New bipartisan Idaho council wants Congress to lift embargo on travel, trade with Cuba

The Spokesman-Review

By: Betsy Z. Russell

An array of Idaho state and business leaders launched the “Engage Cuba Idaho State Council” today, following the lead of 10 other states pushing for Congress to end the travel and trade ban on Cuba. Gov. Butch Otter, who led a state trade mission to Cuba in 2007, is chairing the new council.

“I’ve long been a supporter of opening up trade and other relationships with Cuba, even if our governments are unable to come to some bigger accommodation,” Otter said in a statement. “My travels to Cuba convince me that the people there have the same goals, the same ambitions and the same needs as we do here in Idaho.
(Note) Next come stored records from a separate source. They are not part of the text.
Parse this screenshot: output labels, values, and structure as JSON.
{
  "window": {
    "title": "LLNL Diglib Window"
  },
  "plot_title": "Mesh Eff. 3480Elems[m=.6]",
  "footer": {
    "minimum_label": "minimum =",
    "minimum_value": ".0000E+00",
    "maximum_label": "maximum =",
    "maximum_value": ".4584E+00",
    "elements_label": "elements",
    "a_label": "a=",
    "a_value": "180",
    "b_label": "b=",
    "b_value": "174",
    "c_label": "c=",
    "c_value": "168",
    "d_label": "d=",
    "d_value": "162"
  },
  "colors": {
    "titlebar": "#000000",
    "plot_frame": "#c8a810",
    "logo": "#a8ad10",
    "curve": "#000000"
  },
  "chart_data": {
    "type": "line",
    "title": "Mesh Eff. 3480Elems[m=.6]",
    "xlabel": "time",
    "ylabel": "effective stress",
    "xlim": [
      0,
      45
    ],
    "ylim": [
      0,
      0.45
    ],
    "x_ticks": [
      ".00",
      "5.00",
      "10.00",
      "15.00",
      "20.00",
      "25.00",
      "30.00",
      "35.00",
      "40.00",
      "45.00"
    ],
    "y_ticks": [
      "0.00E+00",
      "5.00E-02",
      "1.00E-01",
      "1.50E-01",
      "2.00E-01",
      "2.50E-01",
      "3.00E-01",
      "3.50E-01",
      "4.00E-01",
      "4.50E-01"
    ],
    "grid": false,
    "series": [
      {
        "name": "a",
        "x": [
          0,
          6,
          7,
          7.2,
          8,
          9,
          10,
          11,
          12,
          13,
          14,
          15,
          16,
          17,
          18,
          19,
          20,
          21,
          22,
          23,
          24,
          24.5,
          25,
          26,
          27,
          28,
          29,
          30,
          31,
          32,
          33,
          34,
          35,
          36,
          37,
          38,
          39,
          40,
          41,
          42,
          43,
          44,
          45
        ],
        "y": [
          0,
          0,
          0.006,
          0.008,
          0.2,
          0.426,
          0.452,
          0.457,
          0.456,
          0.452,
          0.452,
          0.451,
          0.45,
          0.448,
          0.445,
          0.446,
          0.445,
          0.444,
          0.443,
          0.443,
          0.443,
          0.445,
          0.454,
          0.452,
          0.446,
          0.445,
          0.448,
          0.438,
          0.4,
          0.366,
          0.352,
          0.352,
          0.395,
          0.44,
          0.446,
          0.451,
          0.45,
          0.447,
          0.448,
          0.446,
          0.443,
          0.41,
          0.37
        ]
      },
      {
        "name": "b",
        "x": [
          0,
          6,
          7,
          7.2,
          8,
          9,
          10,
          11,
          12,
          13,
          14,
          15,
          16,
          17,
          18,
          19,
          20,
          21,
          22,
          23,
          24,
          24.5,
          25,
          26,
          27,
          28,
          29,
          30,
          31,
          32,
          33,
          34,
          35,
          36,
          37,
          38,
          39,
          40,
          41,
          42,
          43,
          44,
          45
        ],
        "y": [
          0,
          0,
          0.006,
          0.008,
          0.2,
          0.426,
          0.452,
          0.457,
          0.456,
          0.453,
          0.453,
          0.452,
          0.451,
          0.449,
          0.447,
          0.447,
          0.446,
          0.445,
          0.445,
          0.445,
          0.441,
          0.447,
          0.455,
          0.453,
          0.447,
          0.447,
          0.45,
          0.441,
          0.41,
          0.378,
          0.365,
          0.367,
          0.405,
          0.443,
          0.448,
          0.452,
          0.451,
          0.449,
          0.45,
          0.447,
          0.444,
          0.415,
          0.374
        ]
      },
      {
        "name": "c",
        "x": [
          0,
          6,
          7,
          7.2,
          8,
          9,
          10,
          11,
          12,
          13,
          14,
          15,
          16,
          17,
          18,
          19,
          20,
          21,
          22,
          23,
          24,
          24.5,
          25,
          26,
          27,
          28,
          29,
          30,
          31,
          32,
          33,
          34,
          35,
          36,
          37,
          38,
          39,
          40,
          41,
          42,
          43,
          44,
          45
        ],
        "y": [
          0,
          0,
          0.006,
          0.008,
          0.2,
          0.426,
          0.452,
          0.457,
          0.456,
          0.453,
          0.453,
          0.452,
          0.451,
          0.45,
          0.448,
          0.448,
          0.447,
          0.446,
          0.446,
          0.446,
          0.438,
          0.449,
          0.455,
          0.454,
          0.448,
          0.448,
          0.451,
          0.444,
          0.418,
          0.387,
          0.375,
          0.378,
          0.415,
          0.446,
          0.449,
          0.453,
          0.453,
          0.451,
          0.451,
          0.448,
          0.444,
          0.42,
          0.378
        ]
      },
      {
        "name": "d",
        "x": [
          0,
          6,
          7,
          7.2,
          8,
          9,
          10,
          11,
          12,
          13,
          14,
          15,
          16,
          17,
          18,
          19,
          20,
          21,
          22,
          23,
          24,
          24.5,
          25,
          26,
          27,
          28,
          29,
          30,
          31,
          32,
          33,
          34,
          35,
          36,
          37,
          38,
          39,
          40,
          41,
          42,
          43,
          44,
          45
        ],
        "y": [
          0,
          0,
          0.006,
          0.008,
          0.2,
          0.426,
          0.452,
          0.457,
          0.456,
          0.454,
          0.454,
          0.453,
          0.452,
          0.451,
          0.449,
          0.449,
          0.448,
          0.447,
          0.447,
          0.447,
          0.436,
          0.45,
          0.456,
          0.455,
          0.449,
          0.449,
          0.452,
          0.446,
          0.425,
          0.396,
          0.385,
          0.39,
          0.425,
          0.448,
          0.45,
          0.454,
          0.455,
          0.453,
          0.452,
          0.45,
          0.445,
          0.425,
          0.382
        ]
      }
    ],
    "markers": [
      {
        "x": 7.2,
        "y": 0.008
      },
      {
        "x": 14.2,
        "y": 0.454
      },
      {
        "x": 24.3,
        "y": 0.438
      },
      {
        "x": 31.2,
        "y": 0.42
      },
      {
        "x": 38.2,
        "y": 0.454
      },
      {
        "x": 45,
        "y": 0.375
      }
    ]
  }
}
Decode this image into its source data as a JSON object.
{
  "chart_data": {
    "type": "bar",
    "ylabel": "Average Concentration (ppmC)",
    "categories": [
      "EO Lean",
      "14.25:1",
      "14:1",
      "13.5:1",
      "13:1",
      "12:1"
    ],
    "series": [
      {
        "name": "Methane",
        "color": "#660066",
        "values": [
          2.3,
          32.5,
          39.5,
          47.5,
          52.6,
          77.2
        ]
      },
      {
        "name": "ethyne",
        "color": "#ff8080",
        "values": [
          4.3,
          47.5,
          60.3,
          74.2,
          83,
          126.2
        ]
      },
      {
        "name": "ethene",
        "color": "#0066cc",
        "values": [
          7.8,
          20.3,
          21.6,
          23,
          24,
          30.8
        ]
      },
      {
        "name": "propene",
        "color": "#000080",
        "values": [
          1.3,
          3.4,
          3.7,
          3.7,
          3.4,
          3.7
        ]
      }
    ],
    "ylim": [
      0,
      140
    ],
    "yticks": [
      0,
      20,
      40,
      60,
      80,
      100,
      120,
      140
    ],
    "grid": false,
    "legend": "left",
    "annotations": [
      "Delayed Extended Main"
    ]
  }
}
We both want more freedom; we both want more self-determination; and we both want fewer restrictions on our ability to participate in the global marketplace of goods and ideas.”

According to the U.S. Embassy in Havana, “Travel to Cuba for tourist activities remains prohibited by statute.” However, U.S. travel to Cuba for “12 categories of authorized travel” is allowed, including family visits, journalistic activity, humanitarian projects, professional research and certain others. It’s not easy for Americans to travel in Cuba; U.S. credit and debit cards can’t be used, so travelers have to bring cash.

The council wants to open up both travel and trade. “Idaho farmers, dairymen and businesses are stuck on the sidelines as our foreign competitors continue to take advantage of Cuba’s growing markets,” said James Williams, president of the Engage Cuba Coalition in Washington, D.C., and a former staffer for John Kerry’s presidential campaign. “Opening up trade with Cuba would provide tremendous opportunities for Idaho’s agriculture and manufacturing sectors and support Cuba’s growing private sector.”

Otter has long been an advocate of trade with Cuba; prior to leading the 2007 state trade mission, he’d visited the island nation three times on lobbyist-funded trips as an Idaho congressman. Otter said he and then-Cuban President Fidel Castro “struck a respectful friendship,” and Otter tells stories of Castro referring to Otter as “my cowboy friend.”

The “Engage Cuba” effort is a bipartisan one; members of the new Idaho council range from state Senate Commerce Chair Jim Patrick, R-Twin Falls, to House Assistant Minority Leader Mat Erpelding, D-Boise. Others include state Agriculture Director Celia Gould; Arthur “Skip” Oppenheimer, chairman and CEO of Oppenheimer Companies Inc.; Frank Muir, president of the Idaho Potato Commission; Greg Koenig, owner of Koenig Vineyards; and Kevin Loveless, owner of Global Travel, among others.

Said Loveless, “Idahoans love to travel and experience new things and places. … The time has come for ending the embargo and to allow Americans the same abilities as Canadians and Europeans to visit this island paradise.”

Ivan Castillo, chairman of the Idaho Hispanic Chamber of Commerce, said, “Restricting American freedom and business has not brought about the democratic change in Cuba that we hoped it would. By ending the embargo with Cuba, we hope to expand export opportunities here in Idaho, while also benefitting Cuba’s growing private sector.”

The embargo on travel to Cuba has been in place for 55 years.